‘Laid (Time-) Table with Cycads’, 2015
Beth Lipman
CHALICES, CROCKERY, CANDELABRAS, urns, books, instruments, crumpled tablecloths, and other human-made objects appear to be spilling over a long white dining table, as though frozen in time by a winter witch. Cast in clear luminescent glass, this raucous collection of recognisable shapes melds together to form a monochromatic tableau, reminiscent of a still-life by the virtuoso 17th century Dutch baroque painter Abraham van Beyeren, though drained of colour. Rather than a celebration of luxury and plenty, this display casts a cold eye on the excesses of our Anthropocene era. What at first looks like the spilled residue of this ominous glut, spread out beneath the table, is revealed to be a phantasmagoric, prehistoric landscape. Extinct plant forms from the Devonian and Triassic period appear amongst more identifiable ferns, mosses, and gingkos that have survived multiple mass extinctions. At strategic points in the display, cycads pierce through the table’s surface, asserting the continuity of life, and connecting our heedless, shallow, present-day with regenerative deep time.
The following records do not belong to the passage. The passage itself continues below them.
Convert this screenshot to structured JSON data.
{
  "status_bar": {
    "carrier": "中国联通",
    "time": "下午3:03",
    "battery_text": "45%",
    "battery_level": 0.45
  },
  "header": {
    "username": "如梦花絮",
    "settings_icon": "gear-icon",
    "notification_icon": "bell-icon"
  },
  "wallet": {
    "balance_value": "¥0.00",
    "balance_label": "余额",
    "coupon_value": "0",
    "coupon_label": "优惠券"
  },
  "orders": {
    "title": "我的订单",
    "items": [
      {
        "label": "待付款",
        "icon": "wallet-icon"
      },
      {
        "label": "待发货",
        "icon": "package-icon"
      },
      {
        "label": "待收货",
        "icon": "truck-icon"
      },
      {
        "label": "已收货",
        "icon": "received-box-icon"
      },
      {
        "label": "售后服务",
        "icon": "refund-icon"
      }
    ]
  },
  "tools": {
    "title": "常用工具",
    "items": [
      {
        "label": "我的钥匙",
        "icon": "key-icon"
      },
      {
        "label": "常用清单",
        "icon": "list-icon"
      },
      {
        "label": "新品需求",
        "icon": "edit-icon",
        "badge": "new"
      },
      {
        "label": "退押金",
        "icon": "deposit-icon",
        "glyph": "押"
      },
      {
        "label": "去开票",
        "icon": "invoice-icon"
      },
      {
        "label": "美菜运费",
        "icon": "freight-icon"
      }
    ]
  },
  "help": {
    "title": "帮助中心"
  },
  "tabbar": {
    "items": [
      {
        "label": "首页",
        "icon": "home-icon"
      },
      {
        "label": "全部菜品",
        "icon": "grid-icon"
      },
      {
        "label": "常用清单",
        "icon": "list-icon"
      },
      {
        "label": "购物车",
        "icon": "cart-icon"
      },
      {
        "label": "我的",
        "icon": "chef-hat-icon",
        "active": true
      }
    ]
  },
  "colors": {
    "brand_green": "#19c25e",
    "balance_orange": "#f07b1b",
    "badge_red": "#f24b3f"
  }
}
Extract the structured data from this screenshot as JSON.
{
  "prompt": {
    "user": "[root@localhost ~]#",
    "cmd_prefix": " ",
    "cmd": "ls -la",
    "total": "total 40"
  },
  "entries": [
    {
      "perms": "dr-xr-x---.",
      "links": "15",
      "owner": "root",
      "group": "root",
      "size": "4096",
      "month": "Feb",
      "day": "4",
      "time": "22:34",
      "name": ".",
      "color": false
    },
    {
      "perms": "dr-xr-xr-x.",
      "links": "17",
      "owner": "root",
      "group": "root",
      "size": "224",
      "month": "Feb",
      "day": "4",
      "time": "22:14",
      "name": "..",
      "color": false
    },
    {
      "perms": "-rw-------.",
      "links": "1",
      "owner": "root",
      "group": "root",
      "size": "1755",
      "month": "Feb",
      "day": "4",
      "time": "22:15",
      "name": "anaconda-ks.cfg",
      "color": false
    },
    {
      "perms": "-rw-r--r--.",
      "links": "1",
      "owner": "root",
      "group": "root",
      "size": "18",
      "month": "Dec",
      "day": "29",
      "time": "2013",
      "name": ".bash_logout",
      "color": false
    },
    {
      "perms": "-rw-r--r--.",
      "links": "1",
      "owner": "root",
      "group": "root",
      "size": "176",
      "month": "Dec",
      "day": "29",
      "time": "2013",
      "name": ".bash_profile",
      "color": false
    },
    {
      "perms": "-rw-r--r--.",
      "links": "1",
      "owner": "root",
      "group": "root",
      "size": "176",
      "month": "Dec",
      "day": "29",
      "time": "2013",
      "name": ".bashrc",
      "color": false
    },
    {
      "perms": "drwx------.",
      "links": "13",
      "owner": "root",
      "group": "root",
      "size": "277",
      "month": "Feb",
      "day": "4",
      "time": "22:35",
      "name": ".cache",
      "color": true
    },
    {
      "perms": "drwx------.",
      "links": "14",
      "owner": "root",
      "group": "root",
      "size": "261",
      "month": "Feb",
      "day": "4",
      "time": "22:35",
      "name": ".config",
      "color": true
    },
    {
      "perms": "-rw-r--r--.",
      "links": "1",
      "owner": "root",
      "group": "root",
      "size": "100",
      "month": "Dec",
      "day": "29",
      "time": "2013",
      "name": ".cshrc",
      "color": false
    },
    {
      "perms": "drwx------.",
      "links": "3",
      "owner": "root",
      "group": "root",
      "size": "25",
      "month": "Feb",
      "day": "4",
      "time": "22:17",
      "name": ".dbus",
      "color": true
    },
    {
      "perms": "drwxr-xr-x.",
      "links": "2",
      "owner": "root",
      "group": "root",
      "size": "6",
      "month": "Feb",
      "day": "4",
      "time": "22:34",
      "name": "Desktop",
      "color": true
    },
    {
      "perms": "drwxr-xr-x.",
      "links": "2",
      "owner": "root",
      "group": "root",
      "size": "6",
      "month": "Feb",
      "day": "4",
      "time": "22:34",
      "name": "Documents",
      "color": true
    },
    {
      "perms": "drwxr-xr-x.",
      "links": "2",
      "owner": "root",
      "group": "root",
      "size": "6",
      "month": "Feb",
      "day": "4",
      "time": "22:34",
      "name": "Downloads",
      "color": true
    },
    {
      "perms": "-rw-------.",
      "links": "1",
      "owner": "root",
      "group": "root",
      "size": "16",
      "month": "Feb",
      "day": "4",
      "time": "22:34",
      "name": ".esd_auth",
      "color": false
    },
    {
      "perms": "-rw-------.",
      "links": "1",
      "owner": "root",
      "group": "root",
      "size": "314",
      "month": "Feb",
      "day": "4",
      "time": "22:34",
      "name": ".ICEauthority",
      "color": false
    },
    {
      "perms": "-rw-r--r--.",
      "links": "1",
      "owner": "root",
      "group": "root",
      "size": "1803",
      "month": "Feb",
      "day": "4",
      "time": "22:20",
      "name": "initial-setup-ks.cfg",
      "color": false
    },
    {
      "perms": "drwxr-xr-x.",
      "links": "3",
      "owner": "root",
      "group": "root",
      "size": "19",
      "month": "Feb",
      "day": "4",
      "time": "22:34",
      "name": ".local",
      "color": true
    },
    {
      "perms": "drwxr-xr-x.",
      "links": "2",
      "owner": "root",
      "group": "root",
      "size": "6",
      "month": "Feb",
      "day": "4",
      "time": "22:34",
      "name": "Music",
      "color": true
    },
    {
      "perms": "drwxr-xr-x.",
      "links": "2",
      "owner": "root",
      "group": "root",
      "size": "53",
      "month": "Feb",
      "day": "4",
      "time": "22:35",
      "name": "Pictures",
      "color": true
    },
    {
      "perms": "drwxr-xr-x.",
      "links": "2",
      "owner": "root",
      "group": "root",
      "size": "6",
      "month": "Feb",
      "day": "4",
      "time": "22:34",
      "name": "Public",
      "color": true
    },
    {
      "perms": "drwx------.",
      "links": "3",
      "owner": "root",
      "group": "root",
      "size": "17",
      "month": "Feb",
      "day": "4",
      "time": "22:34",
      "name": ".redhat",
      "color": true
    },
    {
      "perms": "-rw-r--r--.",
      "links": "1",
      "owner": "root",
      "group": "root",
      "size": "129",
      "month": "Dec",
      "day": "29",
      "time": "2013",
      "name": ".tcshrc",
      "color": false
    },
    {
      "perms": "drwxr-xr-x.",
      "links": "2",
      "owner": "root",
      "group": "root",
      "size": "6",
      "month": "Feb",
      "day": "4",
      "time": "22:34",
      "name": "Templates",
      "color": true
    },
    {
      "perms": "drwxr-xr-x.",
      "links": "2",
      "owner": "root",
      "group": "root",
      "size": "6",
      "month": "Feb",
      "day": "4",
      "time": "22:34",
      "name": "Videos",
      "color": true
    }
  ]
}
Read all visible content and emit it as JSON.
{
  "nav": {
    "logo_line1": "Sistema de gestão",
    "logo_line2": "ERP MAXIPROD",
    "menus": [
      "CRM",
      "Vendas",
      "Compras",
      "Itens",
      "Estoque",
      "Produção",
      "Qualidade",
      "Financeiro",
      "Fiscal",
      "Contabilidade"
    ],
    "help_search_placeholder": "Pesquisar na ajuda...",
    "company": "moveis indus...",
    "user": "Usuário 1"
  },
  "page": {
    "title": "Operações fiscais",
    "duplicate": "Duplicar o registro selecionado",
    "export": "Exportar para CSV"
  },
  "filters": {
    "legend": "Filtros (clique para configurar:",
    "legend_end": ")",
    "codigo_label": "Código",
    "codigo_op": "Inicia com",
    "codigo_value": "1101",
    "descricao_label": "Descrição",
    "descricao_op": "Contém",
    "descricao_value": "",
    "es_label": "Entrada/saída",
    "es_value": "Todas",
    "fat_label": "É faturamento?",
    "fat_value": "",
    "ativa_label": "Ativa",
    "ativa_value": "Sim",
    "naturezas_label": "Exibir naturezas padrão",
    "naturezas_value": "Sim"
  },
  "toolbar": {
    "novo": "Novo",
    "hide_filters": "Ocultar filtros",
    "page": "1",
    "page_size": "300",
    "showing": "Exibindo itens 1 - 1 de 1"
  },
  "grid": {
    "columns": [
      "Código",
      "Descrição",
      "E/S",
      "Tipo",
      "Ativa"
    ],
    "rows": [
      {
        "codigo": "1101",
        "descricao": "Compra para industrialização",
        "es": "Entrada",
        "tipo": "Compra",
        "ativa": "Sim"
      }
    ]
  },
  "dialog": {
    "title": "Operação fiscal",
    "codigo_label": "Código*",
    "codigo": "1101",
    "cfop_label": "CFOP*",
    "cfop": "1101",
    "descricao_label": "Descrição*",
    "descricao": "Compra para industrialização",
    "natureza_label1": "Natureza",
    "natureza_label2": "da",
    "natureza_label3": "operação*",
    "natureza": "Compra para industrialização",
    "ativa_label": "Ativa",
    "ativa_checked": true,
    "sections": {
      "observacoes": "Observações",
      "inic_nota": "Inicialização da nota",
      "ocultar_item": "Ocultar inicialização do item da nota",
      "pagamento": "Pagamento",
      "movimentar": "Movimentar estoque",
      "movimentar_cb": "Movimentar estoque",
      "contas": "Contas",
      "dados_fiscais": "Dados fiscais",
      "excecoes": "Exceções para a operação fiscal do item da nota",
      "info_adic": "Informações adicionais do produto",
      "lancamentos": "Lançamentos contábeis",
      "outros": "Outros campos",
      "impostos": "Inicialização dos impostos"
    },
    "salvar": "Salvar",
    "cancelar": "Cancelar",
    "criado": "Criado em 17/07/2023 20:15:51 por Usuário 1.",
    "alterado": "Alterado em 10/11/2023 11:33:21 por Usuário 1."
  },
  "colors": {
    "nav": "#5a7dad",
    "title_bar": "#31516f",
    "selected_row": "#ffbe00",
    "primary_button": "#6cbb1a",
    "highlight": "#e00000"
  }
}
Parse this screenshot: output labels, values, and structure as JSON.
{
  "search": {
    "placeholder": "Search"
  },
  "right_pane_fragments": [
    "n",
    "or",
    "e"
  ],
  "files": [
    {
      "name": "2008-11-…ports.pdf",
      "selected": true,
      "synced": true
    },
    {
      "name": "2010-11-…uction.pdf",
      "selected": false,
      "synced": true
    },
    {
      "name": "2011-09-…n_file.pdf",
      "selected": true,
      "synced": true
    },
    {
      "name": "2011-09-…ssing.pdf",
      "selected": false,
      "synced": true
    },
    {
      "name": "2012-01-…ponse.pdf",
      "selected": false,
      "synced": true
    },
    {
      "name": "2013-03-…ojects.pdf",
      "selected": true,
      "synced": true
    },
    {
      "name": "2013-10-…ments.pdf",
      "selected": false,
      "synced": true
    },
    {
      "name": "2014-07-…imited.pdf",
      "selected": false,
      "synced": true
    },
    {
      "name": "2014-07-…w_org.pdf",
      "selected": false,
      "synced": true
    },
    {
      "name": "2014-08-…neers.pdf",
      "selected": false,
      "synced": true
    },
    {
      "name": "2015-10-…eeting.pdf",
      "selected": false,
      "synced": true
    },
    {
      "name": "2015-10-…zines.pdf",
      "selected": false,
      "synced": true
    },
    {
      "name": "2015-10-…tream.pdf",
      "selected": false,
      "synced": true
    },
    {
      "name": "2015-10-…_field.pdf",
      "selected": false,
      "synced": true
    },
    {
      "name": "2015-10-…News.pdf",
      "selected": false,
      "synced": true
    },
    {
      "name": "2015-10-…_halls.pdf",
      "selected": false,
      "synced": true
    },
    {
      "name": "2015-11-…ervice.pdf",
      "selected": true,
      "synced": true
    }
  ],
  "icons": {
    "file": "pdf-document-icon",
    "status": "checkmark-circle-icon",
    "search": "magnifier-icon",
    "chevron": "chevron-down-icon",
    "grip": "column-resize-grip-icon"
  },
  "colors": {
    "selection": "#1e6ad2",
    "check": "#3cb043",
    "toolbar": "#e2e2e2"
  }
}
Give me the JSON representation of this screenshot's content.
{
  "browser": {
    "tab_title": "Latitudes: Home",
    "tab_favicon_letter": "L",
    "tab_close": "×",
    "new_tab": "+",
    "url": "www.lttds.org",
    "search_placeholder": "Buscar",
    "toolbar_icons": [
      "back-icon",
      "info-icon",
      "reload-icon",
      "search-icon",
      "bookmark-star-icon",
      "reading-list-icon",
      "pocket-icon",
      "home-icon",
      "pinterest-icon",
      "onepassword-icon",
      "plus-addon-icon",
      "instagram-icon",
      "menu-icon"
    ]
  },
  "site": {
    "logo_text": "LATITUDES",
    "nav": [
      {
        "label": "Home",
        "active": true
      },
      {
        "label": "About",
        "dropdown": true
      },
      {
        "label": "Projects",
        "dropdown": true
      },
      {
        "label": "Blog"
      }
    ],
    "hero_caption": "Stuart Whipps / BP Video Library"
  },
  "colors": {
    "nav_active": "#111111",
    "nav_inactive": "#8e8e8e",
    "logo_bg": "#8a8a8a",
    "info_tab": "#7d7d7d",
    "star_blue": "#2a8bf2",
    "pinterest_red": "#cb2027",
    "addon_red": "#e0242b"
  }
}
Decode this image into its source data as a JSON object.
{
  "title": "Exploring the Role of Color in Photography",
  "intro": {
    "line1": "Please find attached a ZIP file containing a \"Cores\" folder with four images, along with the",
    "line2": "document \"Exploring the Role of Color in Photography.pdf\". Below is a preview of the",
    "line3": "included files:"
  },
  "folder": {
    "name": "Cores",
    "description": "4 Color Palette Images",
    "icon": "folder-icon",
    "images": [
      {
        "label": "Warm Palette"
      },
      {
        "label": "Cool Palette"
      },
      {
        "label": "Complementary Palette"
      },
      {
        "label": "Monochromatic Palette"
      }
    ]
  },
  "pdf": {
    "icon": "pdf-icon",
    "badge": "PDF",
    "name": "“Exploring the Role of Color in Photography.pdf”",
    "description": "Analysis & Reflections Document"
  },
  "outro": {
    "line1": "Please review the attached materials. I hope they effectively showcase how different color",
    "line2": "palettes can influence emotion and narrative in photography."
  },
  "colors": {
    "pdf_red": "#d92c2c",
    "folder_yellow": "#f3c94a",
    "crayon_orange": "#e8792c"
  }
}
For renowned glass artist Beth Lipman, the monumental ‘Laid (Time-) Table with Cycads’ piece – extending an impressive five metres – evokes the tumultuous relationship between humanity and nature. The Philadelphia-born, Wisconsin-based artist often employs her glass craft prowess to create sculptural works that address mortality, materiality, and the experience of living in time. By reinvigorating the still life tradition, she creates works that hone in on the associations we have with everyday objects. However manipulated, skewed, and amalgamated they might be, these easily recognisable archetypal objects enter into dialogue with one another and allow the artist to pose serious questions about wealth, class, identity, consumption, western capitalism, and environmental degradation.
Lipman’s works can be found in important public and private collections from the Smithsonian American Art Museum to the Corning Museum of Glass, and she is the recipient of many accolades. ‘Laid (Time-) Table with Cycads’ is the centrepiece of a mid-career retrospective currently on view at New York’s Museum of Art and Design (MAD) – Beth Lipman: Collective Elegy. The exhibition looks back over the last 20 years of her prolific output. As the first comprehensive, scholarly review of Lipman’s career, the show incorporates many of the artist’s iconic glassworks but also explores her forays into glass, metal, clay, video, and photography. An 88-page anthology and a presentation of new works at the Nohra Haime Gallery accompany the museum exhibition.
The Museum of Arts and Design (MAD) presents ‘Beth Lipman: Collective Elegy’, from 25th September 2020 to 15th August 2021.
Beth Lipman – an American artist whose sculptural practice explores aspects of material culture and deep time through still lives, site-specific installations, and photographs.